Una sparata post-elettorale, ma
pericolosa. Chiudere i porti?.
Una
manovra disperata e diversiva. Tutti sanno che l’Italia non otterrà granché
dall'Europa, salvo la solidarietà verbale di Juncker e Merkel
La chiusura
dei porti alle navi delle Ong straniere, ventilata dal governo, è una bolla
d’aria, una sparata, ma è anche una minaccia grave e politicamente pericolosa.
Mi spiego. La Convenzione internazionale sul salvataggio in mare (1979,
sottoscritta dall’Italia) «obbliga gli stati ad assicurare assistenza a
chiunque in situazione di pericolo in mare, senza riguardo alla nazionalità e
allo status delle persone… e a trasportarle in un luogo in cui sia assicurata
la loro incolumità» (place of safety). Se l’Italia non consentisse
l’attracco delle navi straniere si renderebbe responsabile sia della violazione
del trattato in questione, sia di discriminazione verso le navi straniere,
nonché di una grave lesione dei diritti umani. E anche delle eventuali vittime provocate
dal blocco.
D’altronde,
si sa che Malta (430.000 abitanti) non vuole più migranti, e nemmeno la
Tunisia, che ha un sesto degli abitanti dell’Italia. E quindi che potrebbero
fare le navi delle Ong? Andare in Grecia o magari riportare i migranti in
Libia, con il rischio di farsi sparare dalla guardia costiera libica,
addestrata e armata dall’Italia? Nulla di tutto ciò, ovviamente. L’on Di Maio,
che ha proposto tra i primi la chiusura dei porti non è tenuto a conoscere la
legge internazionale – d’altronde è lo stesso che pensava che Pinochet fosse
venezuelano. Ma Gentiloni e Minniti, o i loro consiglieri, devono avere un’idea
del diritto internazionale, e quindi perché hanno tirato fuori la minaccia?
La
spiegazione a me sembra esclusivamente politica, anzi post-elettorale,
esattamente come le grida di Salvini e i gridolini di Di Maio.
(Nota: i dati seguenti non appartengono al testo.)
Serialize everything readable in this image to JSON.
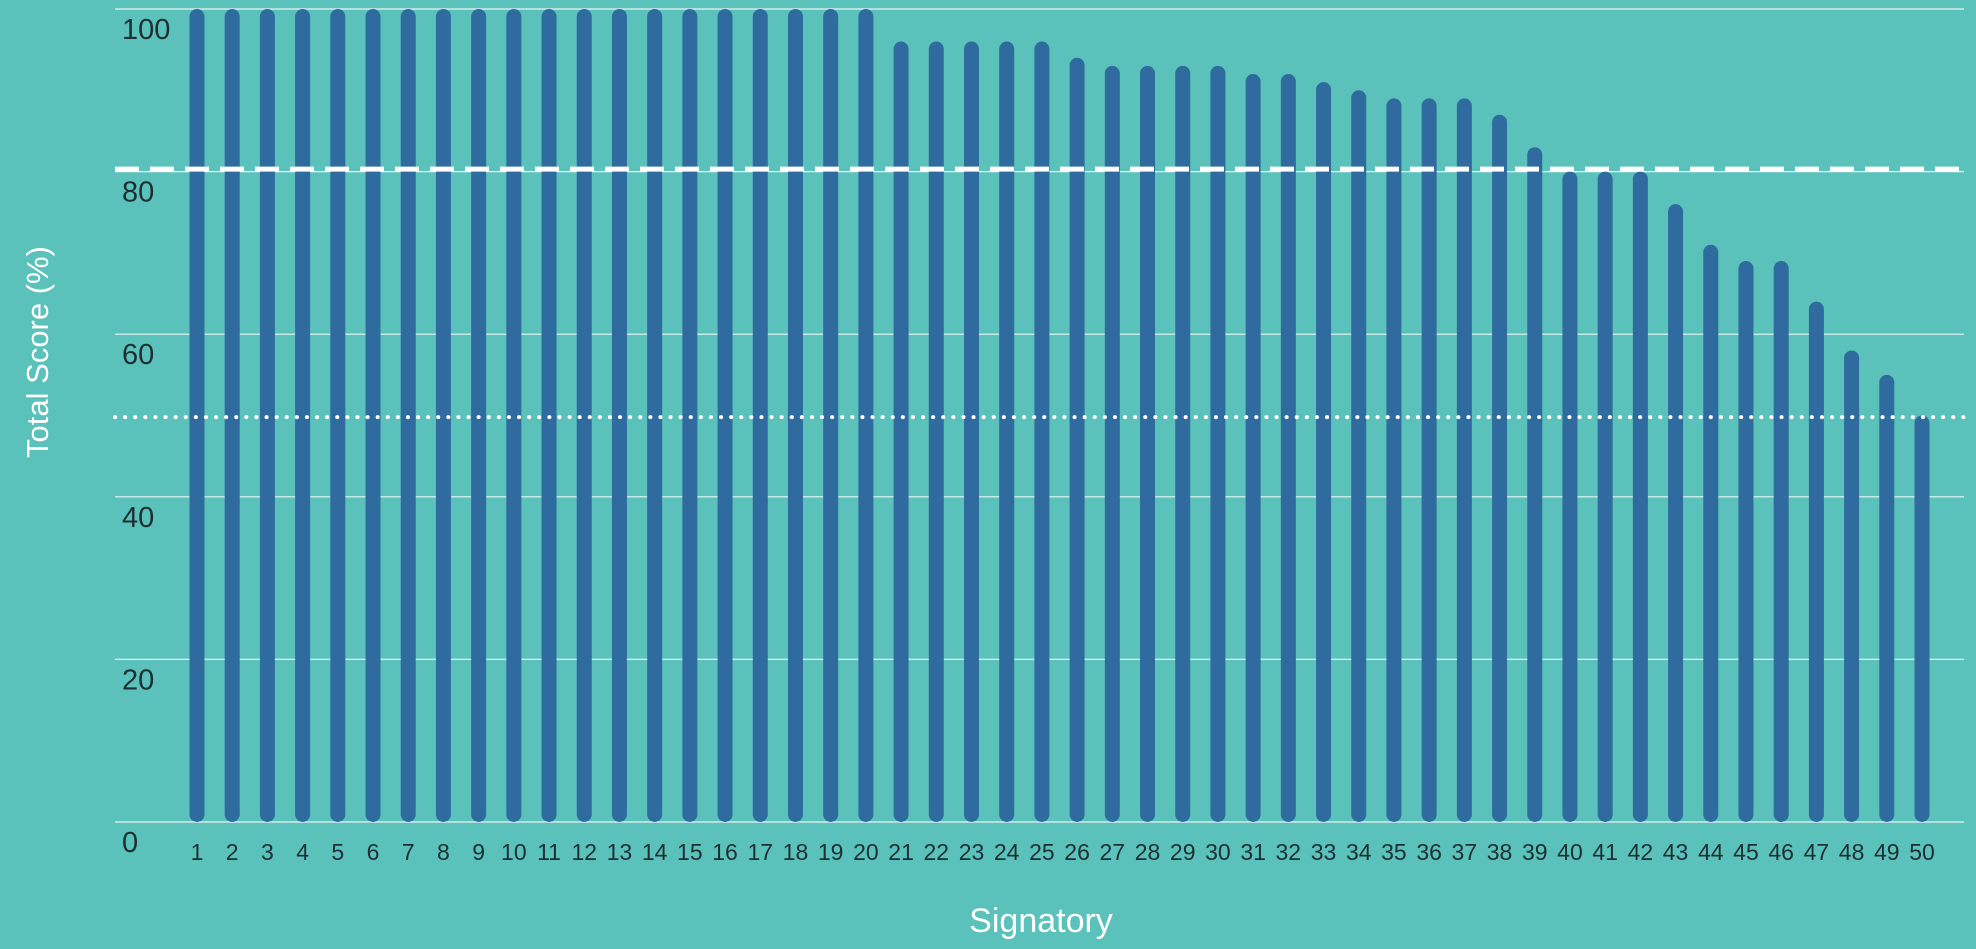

Il Pd ha preso
una batosta alle amministrative e ora cerca di rifarsi un’immagine di durezza
per contrastare la destra e il M5S che cavalcano le paranoie anti-migranti, anti-islamici
e anti-tutto. Ma c’è di più e di peggio, ed è il rapporto tra Italia ed Europa.
L’ascesa di
Trump e le sue intemperanze hanno per un po’ cementato l’immagine che l’Europa
vuol dare di se stessa. Ma già si avvertono le prime crepe (come la convergenza
Macron-Trump sulla Siria). E poi, il salvataggio delle banche venete ha
risvegliato i mastini tedeschi della finanza. Il debito pubblico italiano non
si schioda. E l’Italia, con l’asse Macron-Merkel, è tornata a contare in Europa
esattamente come prima, cioè come il due di picche. Lo dimostra l’assoluta
indifferenza dei paesi dell’est europeo davanti alla minaccia di una procedura
d’infrazione per il rifiuto di accogliere i migranti. Non solo: il governo è
debole, sempre sull’orlo della crisi, il Pd è in difficoltà, la legge
elettorale di là da venire e il futuro politico confuso come non mai.
Ecco allora
la minaccia di chiusura dei porti che sta esattamente a metà tra la
disperazione e una manovra diversiva. Tutti sanno che l’Italia non otterrà alcunché,
salvo la solidarietà verbale di Juncker e Merkel, che non costa nulla. E già
Macron ha dichiarato che non vuole nuovi migranti. Al limite, l’Italia metterà
sul piatto dei suoi difficili rapporti con i potenti vicini i costi
dell’accoglienza. Ma c’è da dubitare che i padroni d’Europa si si faranno
commuovere davvero (dopotutto la sola Germania ha accolto un milione di persone
dal 2015).
Ma c’è
un’altra verità, la più sgradevole per il governo. Minniti aveva negoziato con
l’inesistente governo Serraj e i vari capobanda libici il controllo dei
migranti, per affidarli alle loro mani notoriamente caritatevoli. Con ciò non
solo ha legittimato i libici, accusati da ogni parte di violare i diritti degli
stranieri, ma si è consegnato nelle mani di gente che non ha alcun interesse a
bloccare i flussi, per non perdere il pingue contributo – in denaro e armi –
del governo italiano. Un ministro risoluto ed efficiente, davvero.
In tutta
questa vicenda le vere vittime sono i migranti, vessati dagli sbirri di mezza
Africa, a rischio di morte in mare e additati all’odio degli italiani da
Salvini, Grillo e compagnia. Avere la capacità di discutere con l’Europa un
piano di accoglienza e integrazione dei migranti, questa sì sarebbe una prova
di lungimiranza. Ma è inutile aspettarsela da un governo così.